Un día después de la denuncia que hizo el director del IPV, Marcelo Yornet, por una presunta estafa cometida dentro de la repartición, personal policial y de la Unidad Fiscal de Investigación (UFI) Delitos Especiales, encabezada por Adrián Riveros, logró la detención del único involucrado en el escándalo. Se trata de Eduardo Maximiliano Varela, de 28 años, quien se desempeñaba en el área de Adjudicaciones y quien, según consta en la denuncia, habría cobrado importantes sumas de dinero para adjudicar casas a distintas familias. Según confirmaron desde el Ministerio Público Fiscal, ayer se produjeron cuatro allanamientos en distintos puntos de la provincia, hasta que el sospechoso fue hallado cerca de las 21 en el domicilio del suegro, en Calle 14 y Vidart, Pocito. Tras la captura, Varela fue trasladado a la Central de Policía y será presentado ante el juez de Garantías dentro de las 72 horas, indicaron las fuentes.

Hasta el momento, la UFI Delitos Especiales logró el testimonio de unos 10 damnificados que indicaron haber entregado desde 100 mil, 150 mil, 260 mil y hasta 300 mil pesos a Varela, con el compromiso de que este les adjudique una vivienda del IPV. A su vez, las autoridades judiciales tienen contabilizadas unas 20 víctimas más del empleado contratado, mientras que no descartan que el total de damnificados ronde las 50 personas.

Por otro lado, fuentes calificadas explicaron que, luego de que la noticia saliera a la luz de manera interna en el IPV, Varela se ausentó de su puesto de trabajo, como imaginando las denuncias que finalmente recayeron en su contra.
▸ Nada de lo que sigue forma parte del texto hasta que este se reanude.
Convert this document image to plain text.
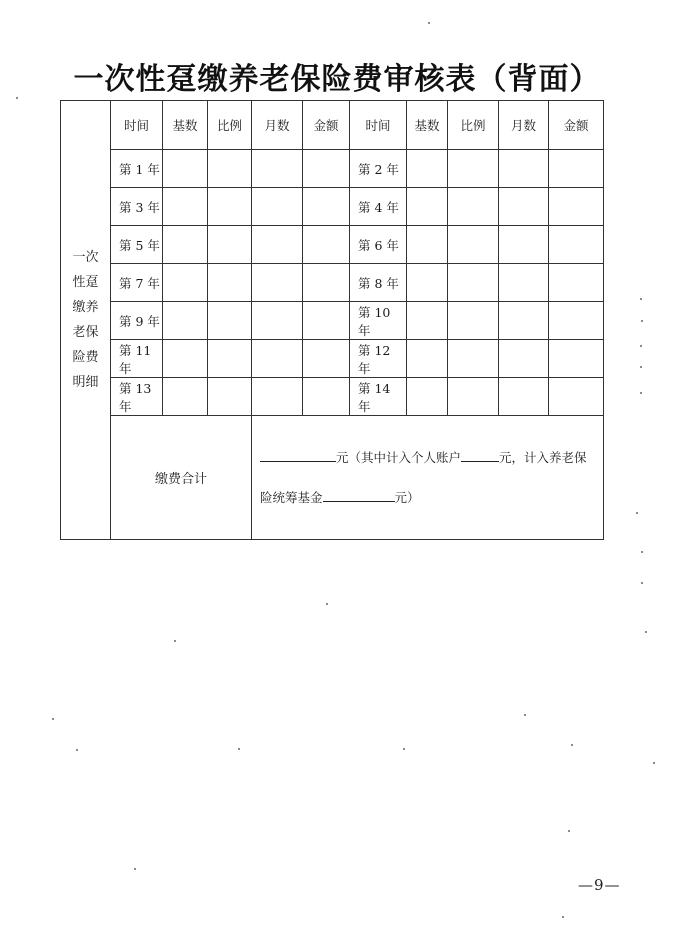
一次性趸缴养老保险费审核表（背面）
一次性趸缴养老保险费明细	时间	基数	比例	月数	金额	时间	基数	比例	月数	金额
	第 1 年					第 2 年				
	第 3 年					第 4 年				
	第 5 年					第 6 年				
	第 7 年					第 8 年				
	第 9 年					第 10 年				
	第 11 年					第 12 年				
	第 13 年					第 14 年				
	缴费合计			元（其中计入个人账户 元，计入养老保险统筹基金 元）						
—9—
Frente a ese escenario, desde la UFI Delitos Especiales no descartaban que se hubiera dado a la fuga a otra provincia. Además, las fuentes explicaron que se encuentra en análisis si Varela realizó la misma maniobra a vecinos de Jáchal, tras cumplir tareas del IPV en ese departamento. En el caso de los denunciantes, se confirmó que el contratado tomaba contacto con los damnificados, luego de que estos se acercaran al Centro Cívico a realizar distintos trámites en el IPV. Así, aprovechándose de sus funciones, los convencía de entregar los montos para asegurarles ser adjudicatarios. Al parecer, Varela chequeaba las listas de aquellas personas que no cumplían con los requisitos para recibir una vivienda, por lo que eran dadas de baja, para luego ingresar a aquellas a las que les había cobrado.

 

  • CLAVES

 

Barrios

Según las distintas declaraciones de los damnificados, las casas que ofreció Varela para realizar su presunto ardid fueron las del Stotac de Rawson, de 385 casas, el cual fue entregado en octubre pasado. Las personas que le pagaron al empleado contratado del IPV presentaron una queja formal luego de que no fueran convocados para la entrega de las viviendas. Fuentes calificadas indicaron que existen otros barrios en otros departamentos, pero no trascendió los nombres de los mismos.

Monto y operaciones

Si bien, en un principio, se estimó que el monto de la presunta maniobra delictiva estuvo entre los 4,8 millones y 9 millones de pesos, las fuentes indicaron que, por el momento, no se conoce un valor específico, ya que la lista de presuntos damnificados crece día a día. Según los testimonios, algunas de las operaciones de dinero se llevaron adelante en las oficinas de Adjudicaciones del IPV, en la Planta Baja del Centro Cívico y en las casas particulares de las personas que contactaba el sospechoso.